Le volet climatique est sans doute celui sur lequel se sont concentrées la plupart des initiatives de la Finance, car les impacts sont mesurables via le décompte des émissions de gaz à effet de serre (GES), et il est possible de mettre en place des taxes carbone, voire des marchés de droits à polluer selon la logique « pollueur payeur ». La Finance a donc d’abord promu l’utilisation de la tarification carbone comme outil incitatif pour lutter contre le changement climatique.
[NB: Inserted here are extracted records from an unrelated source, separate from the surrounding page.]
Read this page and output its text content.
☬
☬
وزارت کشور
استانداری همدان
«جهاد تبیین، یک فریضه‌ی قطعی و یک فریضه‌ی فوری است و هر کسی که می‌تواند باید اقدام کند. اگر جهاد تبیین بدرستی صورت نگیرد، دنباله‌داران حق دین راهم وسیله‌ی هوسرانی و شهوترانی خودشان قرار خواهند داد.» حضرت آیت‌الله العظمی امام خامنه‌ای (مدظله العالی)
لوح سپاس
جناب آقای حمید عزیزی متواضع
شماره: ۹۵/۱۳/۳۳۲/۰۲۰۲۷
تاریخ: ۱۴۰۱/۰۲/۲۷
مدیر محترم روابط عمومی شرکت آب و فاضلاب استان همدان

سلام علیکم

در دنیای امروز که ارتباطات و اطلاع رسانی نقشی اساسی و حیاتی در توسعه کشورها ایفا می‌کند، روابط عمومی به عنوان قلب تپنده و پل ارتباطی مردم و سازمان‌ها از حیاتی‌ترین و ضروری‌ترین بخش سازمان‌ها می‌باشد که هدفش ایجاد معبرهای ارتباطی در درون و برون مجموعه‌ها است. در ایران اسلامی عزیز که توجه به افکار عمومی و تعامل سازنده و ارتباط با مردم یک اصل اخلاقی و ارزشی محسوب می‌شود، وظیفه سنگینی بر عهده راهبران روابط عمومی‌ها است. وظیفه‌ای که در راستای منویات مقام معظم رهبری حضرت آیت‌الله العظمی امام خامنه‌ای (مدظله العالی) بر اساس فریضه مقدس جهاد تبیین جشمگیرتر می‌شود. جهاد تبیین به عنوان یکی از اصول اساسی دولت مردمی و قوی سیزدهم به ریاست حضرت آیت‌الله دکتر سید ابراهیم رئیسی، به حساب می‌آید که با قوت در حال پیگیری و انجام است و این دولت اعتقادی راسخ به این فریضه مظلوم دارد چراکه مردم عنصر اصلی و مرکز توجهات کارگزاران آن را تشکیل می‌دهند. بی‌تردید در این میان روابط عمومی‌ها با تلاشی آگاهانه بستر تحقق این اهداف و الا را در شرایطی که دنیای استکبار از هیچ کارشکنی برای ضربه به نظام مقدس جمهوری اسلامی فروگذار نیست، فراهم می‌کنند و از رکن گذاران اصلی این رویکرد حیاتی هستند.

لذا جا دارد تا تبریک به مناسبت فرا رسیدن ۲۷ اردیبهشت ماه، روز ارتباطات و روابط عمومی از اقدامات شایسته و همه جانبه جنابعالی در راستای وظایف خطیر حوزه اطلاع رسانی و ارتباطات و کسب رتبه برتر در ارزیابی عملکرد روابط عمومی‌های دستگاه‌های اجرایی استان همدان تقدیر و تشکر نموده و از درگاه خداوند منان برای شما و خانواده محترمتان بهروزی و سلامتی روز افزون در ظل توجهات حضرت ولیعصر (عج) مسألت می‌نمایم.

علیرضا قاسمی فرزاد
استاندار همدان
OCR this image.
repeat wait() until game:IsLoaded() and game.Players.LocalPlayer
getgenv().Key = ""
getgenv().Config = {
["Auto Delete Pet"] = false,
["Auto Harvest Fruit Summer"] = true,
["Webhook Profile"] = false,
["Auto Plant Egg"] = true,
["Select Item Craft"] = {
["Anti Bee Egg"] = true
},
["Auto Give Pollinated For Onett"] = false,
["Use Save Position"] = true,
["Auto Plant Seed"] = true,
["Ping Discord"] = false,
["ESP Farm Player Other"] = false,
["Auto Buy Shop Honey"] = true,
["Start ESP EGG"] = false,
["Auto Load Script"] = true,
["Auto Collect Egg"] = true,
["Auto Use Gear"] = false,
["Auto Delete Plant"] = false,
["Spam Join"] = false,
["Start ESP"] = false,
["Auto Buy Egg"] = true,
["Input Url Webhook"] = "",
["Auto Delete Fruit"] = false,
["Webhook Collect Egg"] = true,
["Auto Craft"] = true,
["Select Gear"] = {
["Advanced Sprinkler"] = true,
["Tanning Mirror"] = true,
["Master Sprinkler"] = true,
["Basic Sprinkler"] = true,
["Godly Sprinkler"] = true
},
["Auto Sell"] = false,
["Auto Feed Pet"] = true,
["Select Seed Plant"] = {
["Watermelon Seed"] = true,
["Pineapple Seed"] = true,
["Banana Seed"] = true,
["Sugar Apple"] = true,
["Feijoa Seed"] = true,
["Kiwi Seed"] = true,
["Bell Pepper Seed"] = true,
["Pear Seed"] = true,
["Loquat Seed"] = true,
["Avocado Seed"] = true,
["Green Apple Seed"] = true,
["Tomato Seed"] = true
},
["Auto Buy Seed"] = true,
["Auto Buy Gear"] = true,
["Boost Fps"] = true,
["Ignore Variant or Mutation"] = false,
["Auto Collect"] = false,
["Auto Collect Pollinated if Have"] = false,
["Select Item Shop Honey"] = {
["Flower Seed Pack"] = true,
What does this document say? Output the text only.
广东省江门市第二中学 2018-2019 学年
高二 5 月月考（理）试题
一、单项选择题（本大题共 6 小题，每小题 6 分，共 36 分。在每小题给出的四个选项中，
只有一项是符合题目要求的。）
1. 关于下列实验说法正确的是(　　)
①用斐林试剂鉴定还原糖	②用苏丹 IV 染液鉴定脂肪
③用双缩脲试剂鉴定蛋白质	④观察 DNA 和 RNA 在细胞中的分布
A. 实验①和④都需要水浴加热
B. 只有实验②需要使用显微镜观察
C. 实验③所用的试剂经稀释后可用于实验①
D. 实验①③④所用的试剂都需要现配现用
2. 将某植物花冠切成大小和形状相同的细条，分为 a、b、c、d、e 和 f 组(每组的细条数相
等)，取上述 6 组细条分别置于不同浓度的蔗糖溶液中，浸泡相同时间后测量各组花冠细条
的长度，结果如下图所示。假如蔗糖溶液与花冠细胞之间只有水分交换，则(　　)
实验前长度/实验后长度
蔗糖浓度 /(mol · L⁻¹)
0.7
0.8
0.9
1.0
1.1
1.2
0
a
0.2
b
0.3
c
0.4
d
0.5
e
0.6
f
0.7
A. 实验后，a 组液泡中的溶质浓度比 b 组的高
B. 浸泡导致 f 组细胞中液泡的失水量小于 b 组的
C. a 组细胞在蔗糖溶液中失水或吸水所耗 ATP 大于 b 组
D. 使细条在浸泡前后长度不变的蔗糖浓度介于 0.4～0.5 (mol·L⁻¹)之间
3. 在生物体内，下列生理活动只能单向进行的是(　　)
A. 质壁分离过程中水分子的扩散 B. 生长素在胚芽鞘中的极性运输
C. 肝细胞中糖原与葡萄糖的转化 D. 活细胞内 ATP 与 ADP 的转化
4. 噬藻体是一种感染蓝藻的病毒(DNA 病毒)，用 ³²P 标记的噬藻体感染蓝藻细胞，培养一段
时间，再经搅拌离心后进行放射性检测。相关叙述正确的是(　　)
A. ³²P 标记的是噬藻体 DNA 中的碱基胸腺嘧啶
En 2015, le développement des marchés de droits à polluer était déjà mature, notamment en Europe (lancement le 1er janvier 2005 du SEQE-UE, Système d’Echange de Quotas d’Emission). A ce moment là, le bilan est mitigé du fait de la surallocation de quotas gratuits et de la volatilité du prix du carbone, avec des fraudes massives dans les années 2008-2009. Ces marchés ont été depuis encadrés et ont poursuivi leur développement (réforme importante du SEQE-UE en 2022, extension du marché à la Chine en 2021), contribuant ainsi à l’augmentation du prix du carbone et à sa normalisation internationale (prix plancher international désormais défini par le FMI).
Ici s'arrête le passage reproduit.